Paul Gleeson, a career diplomat who in August moved to Atlanta to head the just-opened Irish consulate  general here, is charged with, among other things,  promoting his homeland's business interests across the Southeast. It is Ireland's first consulate ever in the South, and the first new one in the U.S. since the 1930s.

Ireland accepted an international financial bailout to help save its banking industry, which was teetering in the wake of bad loans. The debacle is forcing the nation to boost revenue and cut costs, and concerns were raised that its notably business-friendly environment could be hurt.

But Gleeson said American companies with a sizable presence in Ireland, such as Atlanta giants Coca-Cola and UPS, need not worry that some of the factors of greatest importance to business will change.

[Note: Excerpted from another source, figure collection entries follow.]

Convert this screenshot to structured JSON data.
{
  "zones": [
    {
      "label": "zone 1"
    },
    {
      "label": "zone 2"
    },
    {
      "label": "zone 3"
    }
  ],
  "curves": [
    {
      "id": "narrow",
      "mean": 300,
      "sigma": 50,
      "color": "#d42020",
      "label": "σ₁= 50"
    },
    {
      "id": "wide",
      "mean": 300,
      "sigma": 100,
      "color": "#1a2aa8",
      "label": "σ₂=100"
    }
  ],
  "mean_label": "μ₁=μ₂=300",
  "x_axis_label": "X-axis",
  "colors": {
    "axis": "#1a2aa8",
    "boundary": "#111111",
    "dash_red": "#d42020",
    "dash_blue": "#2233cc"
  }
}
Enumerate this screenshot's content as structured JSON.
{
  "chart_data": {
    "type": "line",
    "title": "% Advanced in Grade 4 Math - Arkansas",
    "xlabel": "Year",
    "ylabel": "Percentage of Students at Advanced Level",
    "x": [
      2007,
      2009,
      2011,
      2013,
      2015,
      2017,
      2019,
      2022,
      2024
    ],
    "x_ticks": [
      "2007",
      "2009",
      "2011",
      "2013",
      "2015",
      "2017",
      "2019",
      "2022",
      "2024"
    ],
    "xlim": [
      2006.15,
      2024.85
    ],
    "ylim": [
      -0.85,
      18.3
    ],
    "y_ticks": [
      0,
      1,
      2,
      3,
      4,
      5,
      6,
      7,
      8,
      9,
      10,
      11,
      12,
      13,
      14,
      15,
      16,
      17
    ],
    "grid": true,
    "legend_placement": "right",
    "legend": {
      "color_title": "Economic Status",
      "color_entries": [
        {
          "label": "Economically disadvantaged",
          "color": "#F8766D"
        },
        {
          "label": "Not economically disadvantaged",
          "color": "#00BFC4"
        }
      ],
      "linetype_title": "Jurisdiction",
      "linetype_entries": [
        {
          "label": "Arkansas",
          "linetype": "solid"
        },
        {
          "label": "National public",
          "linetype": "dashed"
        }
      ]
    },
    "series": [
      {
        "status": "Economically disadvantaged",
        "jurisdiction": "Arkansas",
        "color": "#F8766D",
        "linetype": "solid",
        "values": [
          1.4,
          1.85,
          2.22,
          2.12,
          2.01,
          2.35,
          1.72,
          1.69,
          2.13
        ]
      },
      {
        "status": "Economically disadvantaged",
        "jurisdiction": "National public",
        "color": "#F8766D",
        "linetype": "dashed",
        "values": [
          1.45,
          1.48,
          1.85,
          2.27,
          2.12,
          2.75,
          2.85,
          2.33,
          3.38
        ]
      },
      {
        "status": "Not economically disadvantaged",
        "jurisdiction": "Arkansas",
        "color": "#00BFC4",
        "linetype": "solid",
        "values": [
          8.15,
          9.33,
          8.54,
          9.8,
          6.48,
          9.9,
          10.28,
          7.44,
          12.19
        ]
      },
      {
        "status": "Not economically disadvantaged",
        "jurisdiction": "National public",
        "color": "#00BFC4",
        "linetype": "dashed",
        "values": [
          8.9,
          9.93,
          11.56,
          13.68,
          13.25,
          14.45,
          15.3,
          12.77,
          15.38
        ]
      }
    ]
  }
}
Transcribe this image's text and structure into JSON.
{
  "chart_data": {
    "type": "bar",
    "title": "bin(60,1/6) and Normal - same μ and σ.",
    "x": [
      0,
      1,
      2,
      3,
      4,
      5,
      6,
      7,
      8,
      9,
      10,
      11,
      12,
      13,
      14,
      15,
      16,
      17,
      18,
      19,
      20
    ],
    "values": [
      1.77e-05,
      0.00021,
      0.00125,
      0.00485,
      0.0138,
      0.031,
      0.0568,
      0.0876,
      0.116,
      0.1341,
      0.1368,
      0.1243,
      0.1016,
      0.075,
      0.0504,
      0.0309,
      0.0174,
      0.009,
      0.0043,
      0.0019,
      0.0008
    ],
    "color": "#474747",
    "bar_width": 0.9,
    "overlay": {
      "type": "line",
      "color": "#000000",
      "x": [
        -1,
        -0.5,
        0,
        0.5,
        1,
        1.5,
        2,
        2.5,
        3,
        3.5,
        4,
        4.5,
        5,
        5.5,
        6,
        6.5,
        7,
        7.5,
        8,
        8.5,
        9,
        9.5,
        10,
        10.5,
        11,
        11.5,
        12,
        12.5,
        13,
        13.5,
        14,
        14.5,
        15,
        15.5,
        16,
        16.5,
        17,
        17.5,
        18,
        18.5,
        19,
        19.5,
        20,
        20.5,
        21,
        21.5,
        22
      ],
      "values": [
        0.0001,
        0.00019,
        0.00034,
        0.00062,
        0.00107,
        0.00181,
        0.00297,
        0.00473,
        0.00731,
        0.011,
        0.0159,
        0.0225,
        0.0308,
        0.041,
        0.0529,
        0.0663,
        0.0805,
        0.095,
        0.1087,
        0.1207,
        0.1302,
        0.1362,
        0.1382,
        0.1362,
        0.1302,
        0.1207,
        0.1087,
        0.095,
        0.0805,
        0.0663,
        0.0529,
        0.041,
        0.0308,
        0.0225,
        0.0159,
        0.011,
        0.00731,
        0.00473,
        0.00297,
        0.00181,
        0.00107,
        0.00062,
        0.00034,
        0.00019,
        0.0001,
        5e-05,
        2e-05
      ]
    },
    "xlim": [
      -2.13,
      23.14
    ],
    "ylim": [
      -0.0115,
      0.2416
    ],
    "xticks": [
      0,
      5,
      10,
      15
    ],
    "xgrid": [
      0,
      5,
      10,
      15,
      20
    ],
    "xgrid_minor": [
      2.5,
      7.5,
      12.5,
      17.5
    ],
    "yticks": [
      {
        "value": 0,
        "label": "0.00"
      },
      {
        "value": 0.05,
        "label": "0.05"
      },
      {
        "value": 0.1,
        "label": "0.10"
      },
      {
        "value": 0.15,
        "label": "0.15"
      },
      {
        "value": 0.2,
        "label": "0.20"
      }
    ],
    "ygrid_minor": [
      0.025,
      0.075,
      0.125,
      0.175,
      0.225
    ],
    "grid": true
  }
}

They include: A  low 12.5 percent corporate tax rate; a skilled labor force; a strong reputation for investing in research and  infrastructure; and, for American companies, a shared language.

"Ireland's always been appealing as an entry point (to Europe) for American companies," said Ric Hubler, director of global business growth, of the Metro Atlanta Chamber.

Gleeson called the current corporate tax rate "rock solid" despite worries it might be raised. Irish officials have said they would maintain the current tax rate.

"At the end of the day, what we're saying is that the underlying factors that have made for a very strong economic relationship between Ireland and the U.S.  continue to apply," Gleeson said.

Some issues of importance to businesses have gotten better in Ireland, he added.

"Wage competitiveness has improved hugely," he said. "We had government (worker)  pay cuts of an average of 14 percent already. That has had a big impact on pay cuts in the private sector as well. Companies looking to invest in Ireland are getting much better bang for their buck now."

Besides facilitating business relationships between Ireland the U.S., Gleeson's mission, which has a four-year term, includes promoting tourism and educational opportunities in Ireland.

While the economic crisis has brought Ireland unwanted attention, Gleeson looks forward to a more stable time.

"To some degree we may need for the current saturation (media)  coverage to abate."  Then, he said, "we can restore a little bit of that perspective and a little bit of that calm."